Ane Sarinara é professora de história e integrante da Coletiva Luana Barbosa.  Entrevista feita por Angélica Kalil em 2017, que está no livro Você é feminista e não sabe, de sua autoria e da ilustradora Mariamma Fonseca. Confira.

Uma mulher lésbica é uma afronta? Ela é a maior delas, né? Antes mesmo do feminismo, a mulher lésbica já estava ali. Obviamente que você não vai achar amplamente na história, porque ela não pode existir. Mulher que não está a serviço do homem tem que ser silenciada e exterminada, inclusive. O mundo machista diz para o homem que ele pode tudo e aí ele tem ali na frente dele uma mulher que diz para ele que não. Ele entra em choque, entra em pânico. Eles têm medo dessas mulheres, eles têm medo da gente. Então, começam a atacar de todas as formas. Seja de forma física, psicológica…

Ou até mesmo através de um estupro para a mulher aprender a gostar de homem na marra. Segundo a lógica deles, se é que eles têm alguma lógica, é o que a gente fala que é o estupro corretivo. Como a gente não se relaciona com homens, eles tentam forçar essa relação, literalmente. Isso é bem grave principalmente para as lésbicas que estão em maior vulnerabilidade, que são mulheres que estão na rua, que estão na periferia, em lugares onde falta segurança.

É muito diferente você ser uma lésbica ali na Paulista e você ser uma lésbica lá no meio da Cidade Tiradentes, Grajaú, Brasilândia. Tem que entender que são mulheres diferentes. Mulheres do centro, mulheres da periferia…

…mulheres que vivem em uma região urbana, mulheres que vivem em uma região rural. Às vezes eu faço alguns posts na rede social e pergunto algumas coisas e aparecem as meninas do interior. Elas falam: eu não posso ter a minha família aqui no meu Face, porque se eles souberem o que eu estou falando, posso ser expulsa de casa, aqui no interior é diferente. Muita gente não fala como é ser lésbica no interior, né? Lá no fundão, lá na caatinga, no Norte do país. São regiões diferentes, têm costumes diferentes. O feminismo fala: nós somos mulheres diferentes. Também existem lésbicas diferentes, situações diferentes. A gente tem que ter isso em mente para não invisibilizar e nem colocar todo mundo na mesma farinha – porque aí você acha que está ajudando e, na verdade, não. A gente tem que entender qual é a nossa situação e aprender a ouvir a situação da outra. Uma coisa que está faltando na militância, as pessoas se ouvirem. A gente não escuta, a gente quer muito colocar o que a gente sabe, ou o que a gente acha que sabe e entende, como se o Brasil fosse São Paulo. A gente tem que aprender a ouvir as outras regiões, até para conseguir ajudar.

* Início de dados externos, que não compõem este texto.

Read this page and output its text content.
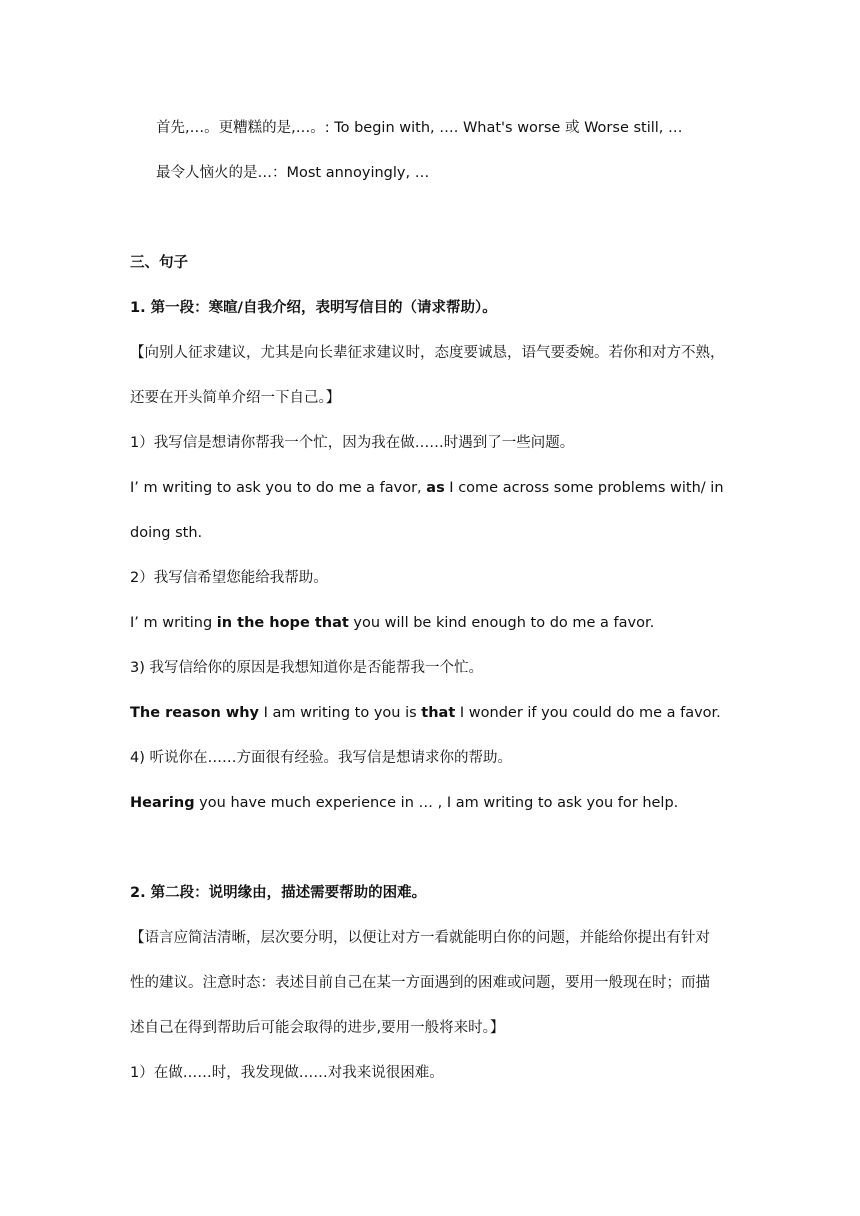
首先,…。更糟糕的是,…。: To begin with, …. What's worse 或 Worse still, …
最令人恼火的是…：Most annoyingly, …
三、句子
1. 第一段：寒暄/自我介绍，表明写信目的（请求帮助）。
【向别人征求建议，尤其是向长辈征求建议时，态度要诚恳，语气要委婉。若你和对方不熟，
还要在开头简单介绍一下自己。】
1）我写信是想请你帮我一个忙，因为我在做……时遇到了一些问题。
I’ m writing to ask you to do me a favor, as I come across some problems with/ in
doing sth.
2）我写信希望您能给我帮助。
I’ m writing in the hope that you will be kind enough to do me a favor.
3) 我写信给你的原因是我想知道你是否能帮我一个忙。
The reason why I am writing to you is that I wonder if you could do me a favor.
4) 听说你在……方面很有经验。我写信是想请求你的帮助。
Hearing you have much experience in … , I am writing to ask you for help.
2. 第二段：说明缘由，描述需要帮助的困难。
【语言应简洁清晰，层次要分明，以便让对方一看就能明白你的问题，并能给你提出有针对
性的建议。注意时态：表述目前自己在某一方面遇到的困难或问题，要用一般现在时；而描
述自己在得到帮助后可能会取得的进步,要用一般将来时。】
1）在做……时，我发现做……对我来说很困难。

O termo lésbica faz referência a Lesbos, ilha do mar Egeu. Foi lá que, por volta do ano 630 a. C., nasceu a maior poetisa grega do gênero lírico. Além de escrever, Safo também abriu uma escola para mulheres, onde as alunas aprendiam poesia, dança, artes e música – e também se relacionavam amorosamente entre si. Pouco restou de sua obra, quase toda queimada no período de caça às bruxas na Idade Média.

Durante este tempo sombrio e ainda não suficientemente estudado, foi levado a cabo um verdadeiro genocídio contra o sexo feminino na Europa e nas Américas. As mulheres consideradas bruxas tinham conhecimentos que ameaçavam o domínio masculino. Eram médicas, astrônomas, botânicas, líderes comunitárias. Para confessarem absurdos como copular com o diabo e aprender feitiçaria com animais falantes das florestas, eram submetidas a torturas brutais e depois queimadas vivas em fogueiras montadas em locais públicos.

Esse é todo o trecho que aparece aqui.